Longtemps, les pères fondateurs de l’UE ont défendu une unification progressive par l’économie, sur le modèle de l’unification allemande des années 1870 ou de la constitution de l’Etat italien par Cavour après 1861. Il est vrai que déjà au Moyen Age, la création d’un Etat passée par la mise en place de règles et d’une fiscalité commune. Aujourd’hui cela ne suffit plus. Le citoyen ne se reconnait pas, ne s’identifie plus dans un horizon européen qu’il estime néfaste à son pays. Drôle et tragique paradoxe quand on sait tout ce que les différents programmes européens ont fait pour nombres de pays comme l’Espagne ou plus récemment les anciens pays communistes. Le politique se retrouve supplanté par l’économique, alors nous critiquons, détournant le regard. Le peu de participation pour l’élection du parlement européen en est la triste illustration…

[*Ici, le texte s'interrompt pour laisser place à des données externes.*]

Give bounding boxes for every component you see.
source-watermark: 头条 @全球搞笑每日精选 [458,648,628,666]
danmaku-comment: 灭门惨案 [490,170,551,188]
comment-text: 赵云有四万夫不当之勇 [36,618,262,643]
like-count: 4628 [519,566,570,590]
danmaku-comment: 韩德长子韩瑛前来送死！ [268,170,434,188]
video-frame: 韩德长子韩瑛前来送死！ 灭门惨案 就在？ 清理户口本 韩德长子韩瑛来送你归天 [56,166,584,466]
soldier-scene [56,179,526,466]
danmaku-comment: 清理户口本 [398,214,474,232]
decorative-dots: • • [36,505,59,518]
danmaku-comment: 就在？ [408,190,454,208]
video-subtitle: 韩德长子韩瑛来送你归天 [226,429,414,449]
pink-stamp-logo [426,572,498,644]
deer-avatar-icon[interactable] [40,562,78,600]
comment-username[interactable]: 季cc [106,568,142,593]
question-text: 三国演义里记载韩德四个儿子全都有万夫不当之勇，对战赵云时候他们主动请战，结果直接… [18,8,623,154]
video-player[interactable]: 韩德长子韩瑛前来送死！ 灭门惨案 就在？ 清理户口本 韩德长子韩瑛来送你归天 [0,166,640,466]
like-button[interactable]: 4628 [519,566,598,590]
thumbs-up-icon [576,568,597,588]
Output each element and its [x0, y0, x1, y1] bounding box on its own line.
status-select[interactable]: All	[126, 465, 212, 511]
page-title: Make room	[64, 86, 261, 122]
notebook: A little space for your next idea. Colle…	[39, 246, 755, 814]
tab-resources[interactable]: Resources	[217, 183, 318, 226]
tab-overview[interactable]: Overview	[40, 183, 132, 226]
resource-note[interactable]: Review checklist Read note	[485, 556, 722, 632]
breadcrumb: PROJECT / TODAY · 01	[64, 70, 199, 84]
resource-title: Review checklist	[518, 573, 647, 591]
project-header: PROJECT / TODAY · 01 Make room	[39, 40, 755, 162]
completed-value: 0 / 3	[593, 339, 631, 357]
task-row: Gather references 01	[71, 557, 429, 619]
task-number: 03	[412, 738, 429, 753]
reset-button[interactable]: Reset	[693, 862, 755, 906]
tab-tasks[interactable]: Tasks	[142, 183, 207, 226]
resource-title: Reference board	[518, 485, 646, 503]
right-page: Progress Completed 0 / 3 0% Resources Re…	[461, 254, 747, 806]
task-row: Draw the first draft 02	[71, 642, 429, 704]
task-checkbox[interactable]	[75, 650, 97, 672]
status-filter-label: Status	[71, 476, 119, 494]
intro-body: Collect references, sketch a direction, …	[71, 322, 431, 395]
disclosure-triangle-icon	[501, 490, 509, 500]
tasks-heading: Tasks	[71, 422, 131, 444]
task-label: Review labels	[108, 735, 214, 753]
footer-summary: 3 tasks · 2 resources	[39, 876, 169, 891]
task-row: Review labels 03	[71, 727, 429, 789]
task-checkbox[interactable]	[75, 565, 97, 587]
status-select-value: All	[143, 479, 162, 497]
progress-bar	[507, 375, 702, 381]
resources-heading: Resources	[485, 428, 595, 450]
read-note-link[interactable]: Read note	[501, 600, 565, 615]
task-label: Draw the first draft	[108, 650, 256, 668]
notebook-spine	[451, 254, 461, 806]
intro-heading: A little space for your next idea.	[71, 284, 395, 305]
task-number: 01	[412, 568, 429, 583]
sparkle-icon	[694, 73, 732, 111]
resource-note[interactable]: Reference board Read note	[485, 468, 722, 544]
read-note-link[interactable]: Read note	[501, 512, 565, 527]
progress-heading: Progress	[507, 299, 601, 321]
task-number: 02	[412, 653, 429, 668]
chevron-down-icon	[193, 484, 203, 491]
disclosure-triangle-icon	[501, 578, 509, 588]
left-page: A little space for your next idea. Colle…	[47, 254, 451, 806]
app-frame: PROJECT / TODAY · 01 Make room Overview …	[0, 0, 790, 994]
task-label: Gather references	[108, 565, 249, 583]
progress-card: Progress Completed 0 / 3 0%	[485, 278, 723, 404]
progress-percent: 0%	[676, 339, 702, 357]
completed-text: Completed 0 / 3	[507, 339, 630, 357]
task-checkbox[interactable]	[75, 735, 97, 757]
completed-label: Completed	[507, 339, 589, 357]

L’union est un colosse aux pieds d’argile car elle n’a pas su mettre en valeur les avantages concrets qu’elle offre, car elle n’a pas su susciter une adhésion populaire, une identification commune. Elle a négligé le politique. Or, il ne faut occulter qu’avant toute chose, l’idée d’Europe fut défendue par des intellectuels en tant qu’ensemble de paix, de progrès, de cultures. On pense à Romain Rolland, à Paul Valery, à Stéphane Sweig. Tous ces écrivains que l’ont nommés jadis cosmopolites. Cet idéal demeure plus que jamais d’actualité. Bâtir enfin une Europe citoyenne pour que les peuples s’approprient le supranational. Pour qu’une culture conjuguée au pluriel s’épanouisse. Il ne faut pas nier les difficultés de ce changement de paradigme. Pour ce faire, des améliorations pragmatiques ou la création de grands projets à l’échelle européenne peuvent être réalisés. Dans une récente tribune publiée par le journal Le Monde, des européens appelaient à la mise en place d’un service civil. François Hollande a émis l’idée d’un grand plan de relance. Pourquoi pas?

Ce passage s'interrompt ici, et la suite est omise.